Background Pulmonary hematoma is most often caused by thoracic trauma. However, rare cases of pulmonary hematoma without any obvious cause are sometimes reported, when the condition is referred to as spontaneous or idiopathic pulmonary hematoma. Herein, we report a very rare case—to the best of our knowledge, this is the first case of pulmonary hematoma associated with diffuse pulmonary ossification requiring emergency treatment reported in the English literature. Case presentation Our patient was a 44-year-old man with a history of IgA nephropathy and had no history of trauma or anticoagulant use. He presented with the chief complaint of bloody sputum and was referred to our hospital for detailed examination. Chest computed tomography showed a right pleural effusion and a large round mass in the right lower lobe. We performed chest tube drainage of the right thorax and confirmed bloody pleural effusion. Although bronchial artery embolization was performed, the patient’s anemia worsened, and we performed right lower lobectomy.
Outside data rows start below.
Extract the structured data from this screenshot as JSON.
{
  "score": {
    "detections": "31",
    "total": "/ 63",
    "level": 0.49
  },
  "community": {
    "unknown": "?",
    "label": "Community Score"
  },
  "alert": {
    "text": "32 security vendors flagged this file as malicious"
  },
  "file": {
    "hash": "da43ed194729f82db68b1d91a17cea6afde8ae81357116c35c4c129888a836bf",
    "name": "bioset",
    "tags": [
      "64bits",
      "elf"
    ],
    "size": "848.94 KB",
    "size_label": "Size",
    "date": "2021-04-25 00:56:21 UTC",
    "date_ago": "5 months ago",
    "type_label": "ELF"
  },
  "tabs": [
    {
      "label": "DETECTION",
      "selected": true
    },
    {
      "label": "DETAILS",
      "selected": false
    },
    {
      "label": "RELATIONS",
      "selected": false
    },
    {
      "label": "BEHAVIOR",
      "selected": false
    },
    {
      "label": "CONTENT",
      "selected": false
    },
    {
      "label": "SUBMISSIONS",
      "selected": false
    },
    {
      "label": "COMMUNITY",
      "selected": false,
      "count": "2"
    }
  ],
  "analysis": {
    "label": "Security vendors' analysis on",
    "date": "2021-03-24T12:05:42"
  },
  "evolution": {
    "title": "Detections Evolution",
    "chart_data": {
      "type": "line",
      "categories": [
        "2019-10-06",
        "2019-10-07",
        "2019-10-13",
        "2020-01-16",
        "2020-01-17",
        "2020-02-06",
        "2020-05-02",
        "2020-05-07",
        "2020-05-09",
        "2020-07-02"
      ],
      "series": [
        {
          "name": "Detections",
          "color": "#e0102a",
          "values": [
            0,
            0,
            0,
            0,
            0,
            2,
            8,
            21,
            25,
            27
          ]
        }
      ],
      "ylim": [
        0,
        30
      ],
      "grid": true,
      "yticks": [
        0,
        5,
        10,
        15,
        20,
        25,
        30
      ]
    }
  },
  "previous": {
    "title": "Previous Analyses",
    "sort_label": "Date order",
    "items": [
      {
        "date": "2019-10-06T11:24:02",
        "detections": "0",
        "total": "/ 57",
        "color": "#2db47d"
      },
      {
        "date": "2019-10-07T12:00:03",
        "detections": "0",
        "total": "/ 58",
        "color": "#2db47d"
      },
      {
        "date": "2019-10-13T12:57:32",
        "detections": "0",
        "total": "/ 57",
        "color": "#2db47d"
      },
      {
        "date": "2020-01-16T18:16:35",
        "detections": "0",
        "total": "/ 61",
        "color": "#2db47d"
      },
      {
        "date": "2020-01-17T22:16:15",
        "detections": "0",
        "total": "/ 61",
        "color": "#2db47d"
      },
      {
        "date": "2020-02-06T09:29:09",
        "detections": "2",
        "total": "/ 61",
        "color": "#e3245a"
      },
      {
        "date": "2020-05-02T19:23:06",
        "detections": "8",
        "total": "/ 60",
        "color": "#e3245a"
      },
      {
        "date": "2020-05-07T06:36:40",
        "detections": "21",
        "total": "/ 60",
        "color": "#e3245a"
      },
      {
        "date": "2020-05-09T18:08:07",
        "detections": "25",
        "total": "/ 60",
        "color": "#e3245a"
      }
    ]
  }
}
Histopathological examination of the resected specimen showed a hematoma with diffuse pulmonary ossification, although the relationship between the two was unclear. There was no evidence of malignancy or angiitis. Therefore, we made the diagnosis of spontaneous pulmonary hematoma in this case. The postoperative course was uneventful. The patient is currently under observation as an outpatient, and a recent chest X-ray showed no evidence of recurrence. Conclusion We report a case of spontaneous pulmonary hematoma with diffuse pulmonary ossification. Although the relationship between the two remains unclear, considering the possibility of appearance of new lesions/recurrence, we believe that careful follow-up is necessary for this patient.